10 L’analyse des modes d’ajustement dans l’industrie au début de la crise met en évidence la prévalence des licenciements (flexibilité externe, indemnisation par l’assurance chômage) en France et par opposition l’importance de la flexibilité interne, en particulier par l’ajustement du temps de travail en Allemagne et en Italie (Spieser, 2013). Dès la deuxième moitié de l’année 2008, on observe une chute brutale et rapide du volume d’heures travaillées – un ajustement rapide du temps de travail – dans l’industrie allemande et italienne alors qu’en France on assiste surtout à la montée du chômage des salariés précaires (CDDs, intérimaires). Les stratégies d’entreprise privilégiant le maintien de l’emploi à l’intérieur de l’entreprise au moyen d’une flexibilité interne plutôt que des réductions d’effectifs sont rendues possibles par les formes de flexibilité institutionnalisées et/ou négociées. Dans les trois pays, il existe un instrument permettant de réduire les heures travaillées pour faire suite à une baisse de la demande (chômage partiel puis activité partielle de longue durée en France, kurzarbeit en Allemagne, cassa integrazione guadagni en Italie). Ces dispositifs ont été davantage mobilisés en Allemagne et Italie qu’en France [3], mais d’autres éléments entrent en jeu.
11 L’article s’attache à comprendre les jeux d’acteurs et de négociations qui déterminent les trajectoires des trois pays face à la crise. Il se concentre sur les négociations liées à la flexibilité et à la sécurité de l’emploi dans deux secteurs parmi les plus exposés à la crise économique mondiale et présentant une dynamique de dialogue social significative : la métallurgie et l’automobile. D’un point de vue théorique, il s’appuie sur les travaux comparés, souvent de langue anglaise, se rattachant à la sociologie des relations professionnelles (industrial relations) et à l’économie politique comparée des variétés de capitalisme. D’un point de vue empirique, il utilise des sources institutionnelles, statistiques et syndicales et s’appuie sur une sélection d’études sectorielles réalisées dans le cadre d’un projet collaboratif européen [4] en Allemagne, en Italie et en France (Bispinck et Dribbush, 2011 ; Galetto, 2011 ; Spieser, 2012).

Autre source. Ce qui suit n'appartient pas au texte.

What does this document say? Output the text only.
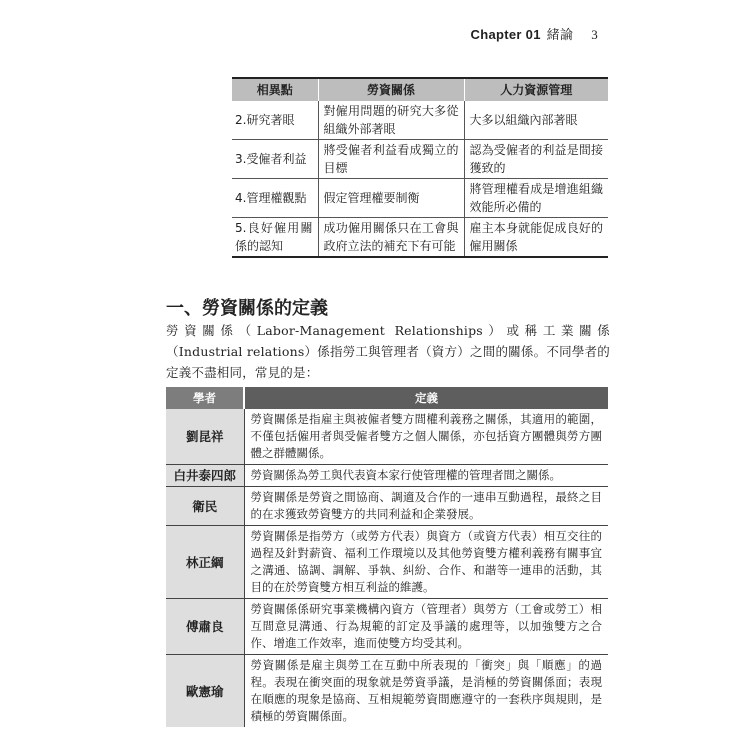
Chapter 01 緒論 3
相異點	勞資關係	人力資源管理
2.研究著眼	對僱用問題的研究大多從組織外部著眼	大多以組織內部著眼
3.受僱者利益	將受僱者利益看成獨立的目標	認為受僱者的利益是間接獲致的
4.管理權觀點	假定管理權要制衡	將管理權看成是增進組織效能所必備的
5.良好僱用關係的認知	成功僱用關係只在工會與政府立法的補充下有可能	雇主本身就能促成良好的僱用關係
一、勞資關係的定義
勞資關係（Labor-Management Relationships）或稱工業關係（Industrial relations）係指勞工與管理者（資方）之間的關係。不同學者的定義不盡相同，常見的是：
學者	定義
劉昆祥	勞資關係是指雇主與被僱者雙方間權利義務之關係，其適用的範圍，不僅包括僱用者與受僱者雙方之個人關係，亦包括資方團體與勞方團體之群體關係。
白井泰四郎	勞資關係為勞工與代表資本家行使管理權的管理者間之關係。
衛民	勞資關係是勞資之間協商、調適及合作的一連串互動過程，最終之目的在求獲致勞資雙方的共同利益和企業發展。
林正綱	勞資關係是指勞方（或勞方代表）與資方（或資方代表）相互交往的過程及針對薪資、福利工作環境以及其他勞資雙方權利義務有關事宜之溝通、協調、調解、爭執、糾紛、合作、和諧等一連串的活動，其目的在於勞資雙方相互利益的維護。
傅肅良	勞資關係係研究事業機構內資方（管理者）與勞方（工會或勞工）相互間意見溝通、行為規範的訂定及爭議的處理等，以加強雙方之合作、增進工作效率，進而使雙方均受其利。
歐憲瑜	勞資關係是雇主與勞工在互動中所表現的「衝突」與「順應」的過程。表現在衝突面的現象就是勞資爭議，是消極的勞資關係面；表現在順應的現象是協商、互相規範勞資間應遵守的一套秩序與規則，是積極的勞資關係面。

12 En Allemagne, dans la continuité de la tradition corporatiste, des négociations régulières entre partenaires à tous les niveaux ont permis de faire face à la crise en mettant en œuvre divers accords de flexibilité interne qui ont abouti à sauvegarder l’emploi dans les entreprises (1). En Italie, pays qui connaît également une tradition corporatiste faisant une large place au dialogue social, mais avec un mouvement syndical plus fragmenté, les syndicats ont eu moins de poids face aux coups de force du patronat, mais les stratégies de flexibilité interne ont tout de même prévalu au début de la crise (3). Enfin, en France, l’État est longtemps resté un acteur dominant par rapport aux partenaires sociaux ; ce n’est qu`à partir de 2013 que les syndicats ont accepté le principe de négociations sur la flexibilité de l’emploi en temps de crise et que celles-ci bénéficient d’un cadre institutionnel spécifique (2).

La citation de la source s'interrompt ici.